Boris Kozo-Polyanski, quant à lui, était allé bien plus loin dans cette réflexion. Il explique que le fait que la symbiogenèse implique la lutte de deux organismes est d’autant plus intéressant pour ce qui se passe après la symbiogenèse.
Il dit ainsi :
« Comme elle rejette la compréhension de la nature des organismes comme étant des « machines » et qu’elle les accepte comme des systèmes auto-suffisants, des êtres hétérogènes, la théorie de la symbiogenèse devient capable non seulement d’accepter le caractère naturel et la nécessité de la lutte interne et de la sélection interne, mais encore permet-elle de comprendre comment ces phénomènes prennent place dans un « indivisible » imaginaire, permettant ainsi de ne voir rien de paradoxal ou de non-naturel dans un tel phénomène.
Quand on reconnaît la cellule [eucaryote] comme la somme d’organismes élémentaires, comme un consortium [de procaryotes], alors on admet la réalité de lutte intracellulaire et de sélection intracellulaire, c’est-à-dire de lutte et de sélection entre les partenaires, entre les composants nucléaires, les chromosomes, et les autres « organites ».
[…]
Par conséquent, une nouvelle compréhension de la constitution des organismes donne confiance dans le fait que la signification du principe de lutte et de sélection est encore plus large et plus répandu que ce qui était assumé par Darwin et les autres sélectionnistes. « Der Wiederspruch ist das Fortleitende » [« La contradiction ouvre la voie vers l’avant »] (Hegel). Cette thèse de la dialectique est maintenant acceptable jusqu’aux mitochondries et aux chromioles [les chromosomes]. »
Boris Kozo-Polyansky, Symbiogenesis, a new principle of evolution (1924)
Autrement dit, Boris Kozo-Polyanski montre que, même après la fusion des organismes, les relations conflictuelles peuvent perdurer. Il prend comme exemple les ostéoclastes, qui attaquent la matière de l’os, extrayant le calcium et le transférant dans d’autres tissus.

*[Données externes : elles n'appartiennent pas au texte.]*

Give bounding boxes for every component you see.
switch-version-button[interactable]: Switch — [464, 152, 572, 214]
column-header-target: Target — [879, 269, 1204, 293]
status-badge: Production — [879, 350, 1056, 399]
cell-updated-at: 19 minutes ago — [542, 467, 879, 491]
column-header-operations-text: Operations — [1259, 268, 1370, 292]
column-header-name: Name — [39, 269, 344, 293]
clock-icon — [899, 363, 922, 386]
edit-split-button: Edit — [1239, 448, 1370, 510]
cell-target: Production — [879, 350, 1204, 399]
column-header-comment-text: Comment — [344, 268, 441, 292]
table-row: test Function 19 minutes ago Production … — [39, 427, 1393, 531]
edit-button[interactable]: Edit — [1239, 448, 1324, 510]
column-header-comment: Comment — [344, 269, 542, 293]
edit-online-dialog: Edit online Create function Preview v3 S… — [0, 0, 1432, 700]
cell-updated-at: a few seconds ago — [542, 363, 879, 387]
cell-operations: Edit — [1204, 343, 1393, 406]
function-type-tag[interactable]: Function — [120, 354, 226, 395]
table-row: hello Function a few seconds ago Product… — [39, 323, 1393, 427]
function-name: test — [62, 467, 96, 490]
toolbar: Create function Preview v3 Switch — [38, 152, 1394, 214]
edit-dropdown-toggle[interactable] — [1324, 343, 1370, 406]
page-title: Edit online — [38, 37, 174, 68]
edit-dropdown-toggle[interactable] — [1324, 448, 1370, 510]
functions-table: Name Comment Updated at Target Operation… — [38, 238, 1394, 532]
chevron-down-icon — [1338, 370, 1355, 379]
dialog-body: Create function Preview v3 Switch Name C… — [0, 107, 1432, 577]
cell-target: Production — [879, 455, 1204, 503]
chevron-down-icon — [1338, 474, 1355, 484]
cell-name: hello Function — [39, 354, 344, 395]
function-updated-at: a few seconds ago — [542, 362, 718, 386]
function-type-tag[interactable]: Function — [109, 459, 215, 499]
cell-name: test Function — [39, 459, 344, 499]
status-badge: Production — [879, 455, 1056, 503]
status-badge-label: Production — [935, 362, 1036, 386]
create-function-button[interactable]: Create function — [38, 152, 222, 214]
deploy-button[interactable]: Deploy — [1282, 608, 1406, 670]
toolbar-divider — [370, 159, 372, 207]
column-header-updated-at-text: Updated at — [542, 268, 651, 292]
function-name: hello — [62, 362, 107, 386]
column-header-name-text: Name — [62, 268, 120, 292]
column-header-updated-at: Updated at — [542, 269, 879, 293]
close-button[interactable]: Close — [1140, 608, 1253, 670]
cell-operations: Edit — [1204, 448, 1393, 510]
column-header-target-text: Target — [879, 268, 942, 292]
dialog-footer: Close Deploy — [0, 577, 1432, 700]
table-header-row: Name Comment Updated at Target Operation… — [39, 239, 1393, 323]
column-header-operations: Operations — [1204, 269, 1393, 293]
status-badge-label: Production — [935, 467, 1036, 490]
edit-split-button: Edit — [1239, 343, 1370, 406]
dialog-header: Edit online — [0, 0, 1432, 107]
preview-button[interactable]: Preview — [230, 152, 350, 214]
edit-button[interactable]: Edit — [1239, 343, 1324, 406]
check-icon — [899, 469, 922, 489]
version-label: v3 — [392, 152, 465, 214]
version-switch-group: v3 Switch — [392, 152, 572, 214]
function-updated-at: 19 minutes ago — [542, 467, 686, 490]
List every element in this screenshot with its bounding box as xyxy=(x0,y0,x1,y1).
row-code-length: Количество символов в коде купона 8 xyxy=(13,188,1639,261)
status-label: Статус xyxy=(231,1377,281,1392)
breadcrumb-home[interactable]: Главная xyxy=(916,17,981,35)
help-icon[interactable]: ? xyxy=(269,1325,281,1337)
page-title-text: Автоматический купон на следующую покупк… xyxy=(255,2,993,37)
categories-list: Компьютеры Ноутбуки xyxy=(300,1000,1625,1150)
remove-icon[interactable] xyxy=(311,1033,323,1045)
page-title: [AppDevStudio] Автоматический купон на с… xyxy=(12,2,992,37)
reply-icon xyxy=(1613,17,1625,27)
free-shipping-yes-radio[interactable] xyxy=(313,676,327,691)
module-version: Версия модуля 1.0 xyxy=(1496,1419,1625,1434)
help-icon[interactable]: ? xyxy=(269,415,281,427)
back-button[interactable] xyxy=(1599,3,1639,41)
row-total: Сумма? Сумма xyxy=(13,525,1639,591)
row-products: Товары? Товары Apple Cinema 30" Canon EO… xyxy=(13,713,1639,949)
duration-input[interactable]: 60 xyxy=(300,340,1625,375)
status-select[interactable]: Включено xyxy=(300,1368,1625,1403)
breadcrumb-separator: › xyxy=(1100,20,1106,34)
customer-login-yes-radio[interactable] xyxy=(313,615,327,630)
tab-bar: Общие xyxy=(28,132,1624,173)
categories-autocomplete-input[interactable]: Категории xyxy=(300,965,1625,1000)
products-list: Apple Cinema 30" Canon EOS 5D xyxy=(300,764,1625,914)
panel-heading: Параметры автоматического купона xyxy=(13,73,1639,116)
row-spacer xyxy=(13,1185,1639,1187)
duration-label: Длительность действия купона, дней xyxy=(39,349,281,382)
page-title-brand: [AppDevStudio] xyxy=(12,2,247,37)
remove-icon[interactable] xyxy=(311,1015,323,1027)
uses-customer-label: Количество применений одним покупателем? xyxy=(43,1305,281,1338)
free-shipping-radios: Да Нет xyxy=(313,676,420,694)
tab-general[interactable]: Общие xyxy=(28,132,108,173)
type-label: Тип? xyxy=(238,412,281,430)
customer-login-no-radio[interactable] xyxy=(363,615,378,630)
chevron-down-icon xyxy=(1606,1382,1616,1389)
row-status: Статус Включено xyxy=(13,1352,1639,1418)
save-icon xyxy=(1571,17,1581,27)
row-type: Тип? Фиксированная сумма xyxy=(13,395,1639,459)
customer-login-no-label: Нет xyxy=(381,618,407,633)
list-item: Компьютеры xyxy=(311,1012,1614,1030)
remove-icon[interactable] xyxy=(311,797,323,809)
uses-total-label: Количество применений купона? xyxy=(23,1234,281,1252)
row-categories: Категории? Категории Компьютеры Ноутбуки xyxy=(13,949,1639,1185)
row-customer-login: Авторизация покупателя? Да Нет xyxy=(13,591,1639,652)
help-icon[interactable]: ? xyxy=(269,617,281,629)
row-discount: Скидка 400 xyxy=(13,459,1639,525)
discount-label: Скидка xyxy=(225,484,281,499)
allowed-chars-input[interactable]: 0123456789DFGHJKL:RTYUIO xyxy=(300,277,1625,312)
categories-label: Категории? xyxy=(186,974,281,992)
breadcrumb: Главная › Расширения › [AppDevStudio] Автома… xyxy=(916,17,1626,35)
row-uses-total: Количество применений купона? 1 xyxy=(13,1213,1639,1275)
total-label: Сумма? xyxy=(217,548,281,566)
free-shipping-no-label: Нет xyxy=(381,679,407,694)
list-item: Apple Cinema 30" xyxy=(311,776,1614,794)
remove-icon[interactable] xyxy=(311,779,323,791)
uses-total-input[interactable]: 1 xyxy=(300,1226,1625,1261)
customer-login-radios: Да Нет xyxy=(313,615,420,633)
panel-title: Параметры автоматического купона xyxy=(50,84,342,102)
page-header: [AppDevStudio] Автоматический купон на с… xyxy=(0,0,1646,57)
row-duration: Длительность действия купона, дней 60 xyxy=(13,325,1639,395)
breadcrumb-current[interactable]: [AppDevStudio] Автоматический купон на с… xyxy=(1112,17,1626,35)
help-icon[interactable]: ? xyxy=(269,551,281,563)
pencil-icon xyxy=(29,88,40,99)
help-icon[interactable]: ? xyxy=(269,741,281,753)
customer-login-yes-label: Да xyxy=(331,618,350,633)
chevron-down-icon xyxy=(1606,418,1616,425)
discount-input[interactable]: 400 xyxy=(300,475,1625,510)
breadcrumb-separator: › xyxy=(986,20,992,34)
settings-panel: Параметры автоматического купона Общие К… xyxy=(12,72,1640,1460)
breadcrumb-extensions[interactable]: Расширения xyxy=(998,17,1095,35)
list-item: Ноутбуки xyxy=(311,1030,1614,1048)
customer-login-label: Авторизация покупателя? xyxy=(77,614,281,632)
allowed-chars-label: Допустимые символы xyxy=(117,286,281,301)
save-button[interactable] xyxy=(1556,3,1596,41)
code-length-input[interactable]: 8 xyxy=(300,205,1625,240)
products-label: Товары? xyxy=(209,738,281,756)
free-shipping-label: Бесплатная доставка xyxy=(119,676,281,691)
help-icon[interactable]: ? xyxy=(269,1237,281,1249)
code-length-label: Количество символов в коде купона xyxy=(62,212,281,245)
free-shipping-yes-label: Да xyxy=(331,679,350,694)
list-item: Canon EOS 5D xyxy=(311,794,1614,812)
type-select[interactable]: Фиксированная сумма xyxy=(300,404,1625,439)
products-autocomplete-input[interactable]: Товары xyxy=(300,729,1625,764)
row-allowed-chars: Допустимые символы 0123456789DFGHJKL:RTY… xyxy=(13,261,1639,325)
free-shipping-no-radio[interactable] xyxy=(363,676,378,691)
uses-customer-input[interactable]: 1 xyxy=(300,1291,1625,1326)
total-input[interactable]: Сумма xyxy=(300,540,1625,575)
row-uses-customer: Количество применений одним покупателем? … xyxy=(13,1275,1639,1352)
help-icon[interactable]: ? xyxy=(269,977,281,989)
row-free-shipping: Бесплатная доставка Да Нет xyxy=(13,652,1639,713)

Selon la symbiogenèse, ce processus de destruction de l’os par un organite appartenant au corps humain – et donc ayant besoin de sa survie pour lui-même survivre – n’a rien de paradoxal puisqu’il était, des milliards d’années auparavant, un organisme indépendant.
L’ostéoclaste est aujourd’hui dans une nouvelle contradiction avec l’ostéoblaste qui, lui, reconstruit la matière de l’os, la relation contradictoire entre les deux étant le moteur du renouvellement constant de l’os.
On voit ici que Boris Kozo-Polyansky assumait complètement la vision matérialiste dialectique du monde et de la vie. Sa façon de considérer le corps humain – et celui des autres êtres vivants, Boris Kozo-Polyansky était, rappelons-le, botaniste – est en accord avec la loi de la contradiction.